Mindestens 12 Millionen Euro mit bedrohlich viel Luft nach oben: So viel soll laut neuen Berechungen, die die Stadt Unna in Auftrag gegeben hat, die Sanierung der Eissporthalle kosten. Nur so sei die Sportstätte aus den 70er Jahren wieder längerfristig zu betreiben, behauptet die Verwaltung, die die zugehörige daumendicke Expertise am 12. April der Unnaer Politik vorstellte.
Die Politik grübelt seither, was nun zu tun ist.

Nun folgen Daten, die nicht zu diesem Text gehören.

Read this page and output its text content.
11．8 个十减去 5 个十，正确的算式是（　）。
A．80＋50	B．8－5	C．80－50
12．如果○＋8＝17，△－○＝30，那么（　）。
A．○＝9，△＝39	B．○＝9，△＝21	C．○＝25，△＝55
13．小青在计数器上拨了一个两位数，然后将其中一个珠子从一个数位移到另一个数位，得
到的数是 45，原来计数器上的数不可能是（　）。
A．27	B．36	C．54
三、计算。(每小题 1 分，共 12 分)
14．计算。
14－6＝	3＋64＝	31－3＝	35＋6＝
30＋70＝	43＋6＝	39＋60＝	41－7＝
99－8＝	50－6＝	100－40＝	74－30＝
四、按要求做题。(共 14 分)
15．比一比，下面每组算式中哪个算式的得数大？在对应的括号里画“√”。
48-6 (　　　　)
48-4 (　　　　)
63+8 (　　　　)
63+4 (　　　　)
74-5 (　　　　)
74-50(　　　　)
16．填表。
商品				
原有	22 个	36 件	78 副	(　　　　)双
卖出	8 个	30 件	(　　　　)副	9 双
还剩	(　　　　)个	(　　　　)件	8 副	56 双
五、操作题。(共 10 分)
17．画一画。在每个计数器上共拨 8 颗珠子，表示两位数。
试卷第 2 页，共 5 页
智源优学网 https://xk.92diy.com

Während die Fraktion „Wir für Unna“ (WfU) eine Prüfung des Gutachtens in Auftrag gab, welches zu einem für die Stadt niederschmetternden Ergebnis kam: Die Halle werde bewusst „totgerechnet“, jede Schraube werde neu kalkuliert -, bringt die SPD die Alternative ins Spiel:
„Lasst uns die Bürger ein weiteres Mal fragen, was sie selbst wollen.“
Ein Instrument dazu wäre ein sogenannter Ratsbürgerentscheid, den wir unten erklären.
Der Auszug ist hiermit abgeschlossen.